Download Cars Book in PDF, Epub and Kindle

"Published to accompany the exhibition 'Cars: accelerating the modern world' at the Victoria and Albert Museum, London, from 23 November 2019 to 19 April 2020"--Title page verso

We Have Never Been Modern

We Have Never Been Modern
Author: Bruno Latour
Publsiher: Harvard University Press
Total Pages: 172
Release: 2012-10-01
Genre: Science
ISBN: 9780674076754

Download We Have Never Been Modern Book in PDF, Epub and Kindle

With the rise of science, we moderns believe, the world changed irrevocably, separating us forever from our primitive, premodern ancestors. But if we were to let go of this fond conviction, Bruno Latour asks, what would the world look like? His book, an anthropology of science, shows us how much of modernity is actually a matter of faith. What does it mean to be modern? What difference does the scientific method make? The difference, Latour explains, is in our careful distinctions between nature and society, between human and thing, distinctions that our benighted ancestors, in their world of alchemy, astrology, and phrenology, never made. But alongside this purifying practice that defines modernity, there exists another seemingly contrary one: the construction of systems that mix politics, science, technology, and nature. The ozone debate is such a hybrid, in Latour’s analysis, as are global warming, deforestation, even the idea of black holes. As these hybrids proliferate, the prospect of keeping nature and culture in their separate mental chambers becomes overwhelming—and rather than try, Latour suggests, we should rethink our distinctions, rethink the definition and constitution of modernity itself. His book offers a new explanation of science that finally recognizes the connections between nature and culture—and so, between our culture and others, past and present. Nothing short of a reworking of our mental landscape, We Have Never Been Modern blurs the boundaries among science, the humanities, and the social sciences to enhance understanding on all sides. A summation of the work of one of the most influential and provocative interpreters of science, it aims at saving what is good and valuable in modernity and replacing the rest with a broader, fairer, and finer sense of possibility.

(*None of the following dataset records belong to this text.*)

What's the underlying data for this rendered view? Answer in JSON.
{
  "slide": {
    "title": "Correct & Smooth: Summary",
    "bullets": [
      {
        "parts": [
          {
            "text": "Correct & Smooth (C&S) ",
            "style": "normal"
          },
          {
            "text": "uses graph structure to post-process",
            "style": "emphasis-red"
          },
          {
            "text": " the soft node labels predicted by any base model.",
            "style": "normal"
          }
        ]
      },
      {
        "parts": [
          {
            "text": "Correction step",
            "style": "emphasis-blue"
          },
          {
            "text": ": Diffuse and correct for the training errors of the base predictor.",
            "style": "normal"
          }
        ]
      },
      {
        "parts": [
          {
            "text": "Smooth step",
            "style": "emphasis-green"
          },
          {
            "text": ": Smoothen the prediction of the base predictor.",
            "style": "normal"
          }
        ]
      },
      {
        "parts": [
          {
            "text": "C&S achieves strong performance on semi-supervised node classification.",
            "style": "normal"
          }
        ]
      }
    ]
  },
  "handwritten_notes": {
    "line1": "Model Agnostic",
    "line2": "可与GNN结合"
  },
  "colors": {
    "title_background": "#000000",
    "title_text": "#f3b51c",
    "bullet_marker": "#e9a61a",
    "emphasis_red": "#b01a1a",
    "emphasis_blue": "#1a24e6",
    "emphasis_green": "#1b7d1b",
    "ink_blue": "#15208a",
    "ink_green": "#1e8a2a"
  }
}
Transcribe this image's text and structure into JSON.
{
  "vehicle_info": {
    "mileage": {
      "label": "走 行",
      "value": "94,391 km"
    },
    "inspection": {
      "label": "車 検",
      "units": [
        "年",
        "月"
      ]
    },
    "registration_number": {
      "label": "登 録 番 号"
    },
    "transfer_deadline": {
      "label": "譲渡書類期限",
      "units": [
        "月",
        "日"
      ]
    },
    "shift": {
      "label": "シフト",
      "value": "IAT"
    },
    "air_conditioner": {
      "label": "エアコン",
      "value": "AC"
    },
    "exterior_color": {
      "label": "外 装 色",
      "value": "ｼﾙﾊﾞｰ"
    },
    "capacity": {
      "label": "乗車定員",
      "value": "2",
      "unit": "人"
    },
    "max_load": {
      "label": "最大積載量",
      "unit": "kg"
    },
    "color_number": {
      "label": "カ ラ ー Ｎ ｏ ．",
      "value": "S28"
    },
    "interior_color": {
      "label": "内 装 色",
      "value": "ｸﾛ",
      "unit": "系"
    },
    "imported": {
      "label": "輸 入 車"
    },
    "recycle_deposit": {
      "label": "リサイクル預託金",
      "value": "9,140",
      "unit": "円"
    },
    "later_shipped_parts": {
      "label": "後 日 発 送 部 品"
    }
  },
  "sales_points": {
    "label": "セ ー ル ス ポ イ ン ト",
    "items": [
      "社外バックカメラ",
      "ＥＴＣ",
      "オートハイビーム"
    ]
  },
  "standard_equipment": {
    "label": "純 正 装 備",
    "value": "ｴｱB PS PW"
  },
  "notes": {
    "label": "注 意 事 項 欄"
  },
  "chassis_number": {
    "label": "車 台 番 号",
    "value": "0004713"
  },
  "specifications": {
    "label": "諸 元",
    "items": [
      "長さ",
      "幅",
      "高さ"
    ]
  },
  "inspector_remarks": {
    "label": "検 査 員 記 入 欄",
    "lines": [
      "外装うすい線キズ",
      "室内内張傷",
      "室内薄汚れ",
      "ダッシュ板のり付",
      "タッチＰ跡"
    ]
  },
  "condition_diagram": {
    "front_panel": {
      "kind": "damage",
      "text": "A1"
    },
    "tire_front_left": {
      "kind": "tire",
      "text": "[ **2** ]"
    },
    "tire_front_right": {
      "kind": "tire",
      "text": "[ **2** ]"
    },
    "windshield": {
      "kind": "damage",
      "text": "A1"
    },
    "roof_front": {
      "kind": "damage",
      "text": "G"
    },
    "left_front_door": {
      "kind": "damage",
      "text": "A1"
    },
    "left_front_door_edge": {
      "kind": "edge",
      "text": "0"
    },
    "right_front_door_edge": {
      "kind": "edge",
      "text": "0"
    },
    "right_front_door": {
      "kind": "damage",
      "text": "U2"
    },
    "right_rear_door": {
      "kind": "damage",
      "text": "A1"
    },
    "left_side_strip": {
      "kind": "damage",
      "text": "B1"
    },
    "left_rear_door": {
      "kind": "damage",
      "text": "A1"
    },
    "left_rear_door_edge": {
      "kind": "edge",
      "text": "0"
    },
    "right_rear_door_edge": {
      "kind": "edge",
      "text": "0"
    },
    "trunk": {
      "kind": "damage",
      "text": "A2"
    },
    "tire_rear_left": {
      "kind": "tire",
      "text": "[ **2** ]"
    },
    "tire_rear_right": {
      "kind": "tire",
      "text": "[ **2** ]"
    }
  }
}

All that is Solid Melts Into Air

All that is Solid Melts Into Air
Author: Marshall Berman
Publsiher: Verso
Total Pages: 388
Release: 1983
Genre: History
ISBN: 0860917851

Download All that is Solid Melts Into Air Book in PDF, Epub and Kindle

The experience of modernization -- the dizzying social changes that swept millions of people into the capitalist world -- and modernism in art, literature and architecture are brilliantly integrated in this account.